AI Safety Culture Confronts Capitalism
SB1047’s veto, OpenAI’s turnover, and a constant treadmill pushing AI startups to be all too similar to big technology name brands.
AI Safety, also known as AGI Safety, is a leading philosophical position at the leading AI labs. The core idea is that the first principle taken when approaching large-scale AI systems and research projects is that AI is different. Proponents believe we cannot treat AI as we have previous technologies. They truly believe that we can build an artificial general intelligence that is creative and capable of acting beyond human constraints. This belief goes beyond marketing, but does make it easy for them to tell extremely compelling stories around their companies. They argue that we must think longer term and have vastly different (and stronger) controls.

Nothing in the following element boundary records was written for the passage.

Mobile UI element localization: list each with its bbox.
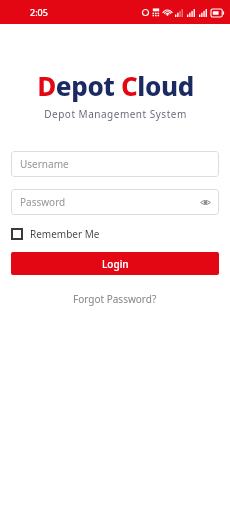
staticText: 2:05: [30, 6, 48, 18]
button[interactable]: Password: [11, 189, 219, 215]
staticText: Username: [20, 157, 69, 171]
button[interactable]: Show password: [198, 195, 212, 209]
staticText: Remember Me: [30, 227, 100, 241]
staticText: Depot Management System: [44, 107, 187, 121]
button[interactable]: Login: [11, 252, 219, 275]
staticText: Login: [102, 257, 129, 271]
staticText: Password: [20, 195, 66, 209]
button[interactable]: Username: [11, 151, 219, 177]
staticText: Depot Cloud: [37, 68, 194, 103]
button[interactable]: Remember Me: [11, 224, 100, 244]
staticText: Forgot Password?: [73, 292, 157, 306]
button[interactable]: Forgot Password?: [63, 289, 167, 309]
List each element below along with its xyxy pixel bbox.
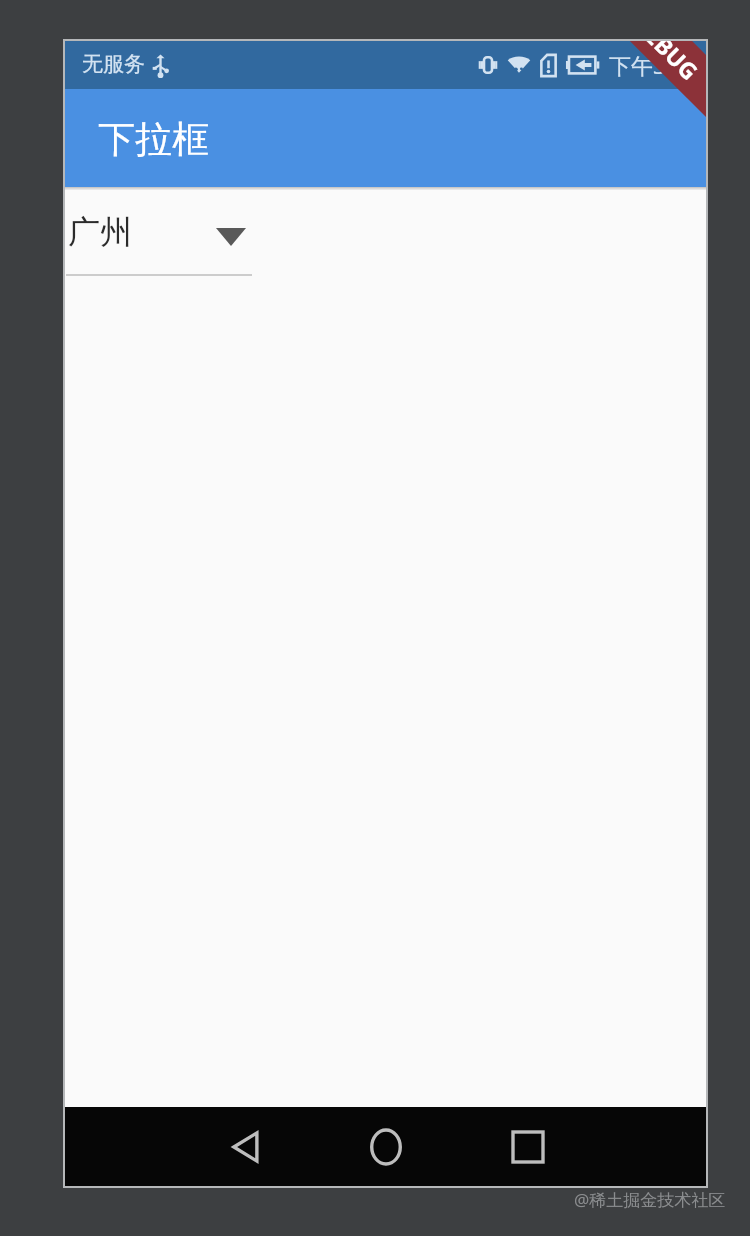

For the first phase of AI’s development, roughly until ChatGPT’s explosion, the culture could easily be seen in decision-making, organization structures, products, and everything these companies did. The culture of AI safety is at a common crossroads seen by multiple value-informed design principles across technology — where the practical constraints of investment, markets, and regulation are sticking with their traditional methods.
There have been countless articles and reports in recent weeks about turmoil at OpenAI, with key employees and co-founders disagreeing on direction, speaking out against decisions, leaving, and all the normal sounds here. While turnover at mature startups is normal given the long life cycle required to reach IPO, the inflammatory nature of it is not. The Wall Street Journal and The Information both recently covered the high-profile exits, highlighting safety vs. product debates, failed courting of people to return, and many more extreme oddities.
Much of the recent events feel like mirrors of the high-profile firings of AI Ethics researchers from Google in 2020. At this point, Google was already a mature company, so firing may have been the only way to correct corporate goals and power dynamics. In startups, until leaving, vocal researchers have their say until they just can’t anymore. For most of OpenAI’s existence, something like 20% of compute could’ve gone to safety work (as was promised to OpenAI’s super-alignment team, but as capital investments grow and competition blooms, this can no longer be kept. One of OpenAI’s many controversies was then superalignment lead Jan Leike said “I resigned” after high-profile disagreements with leadership.
In Jan’s case, and many others along the way, capitalism and the drive to be a public company won. We’re seeing this again and again, OpenAI is just ahead on the curve. Anthropic’s founding was caused by one of the early splits, Elon Musk left early on, and there are surely more we haven’t seen due to OpenAI’s strict non-disparagement contracts.
Anthropic, at its founding, repeated many times it did not want to contribute to Arm’s Race dynamics, but today it has what many people believe is the strongest publicly available model. At the same time, their culture is still much more sharply honed to be sensitive to concerns of safety. Their tension is yet to bubble up in the same manner as OpenAI’s, which could be more reflective of OpenAI’s culture being similar to that of Twitter — one of tech’s odd ducklings, but it seems inevitable for Anthropic’s day to come.
Where Google and Big Tech are largely constant in their tenor of technological deployments, the safety testing and prioritization of the top labs continue to march towards them. This is because the organizations need to pay the large capital costs for next-generation models, not because the culture has changed. The only way to mobilize on the order of $100 billion that is needed is by appearing normal to traditional investors, e.g. through IPO, or by already having the money around, e.g. being big tech. OpenAI has chosen the former, and it is likely other labs choose the latter via acquisition.
In a world where OpenAI, the company that owns the website that the world associates with AI, can barely raise enough money to meet their goals — hence another $ 7 billion round at a $150 billion valuation is in the works. In a world where this is the case, painting optimistic futures for SSI or Anthropic as independent entities is challenging. Their thriving on their own is likely one of the better outcomes for general notions of AI being beneficial, but if it is low in probability, other options should be weighed.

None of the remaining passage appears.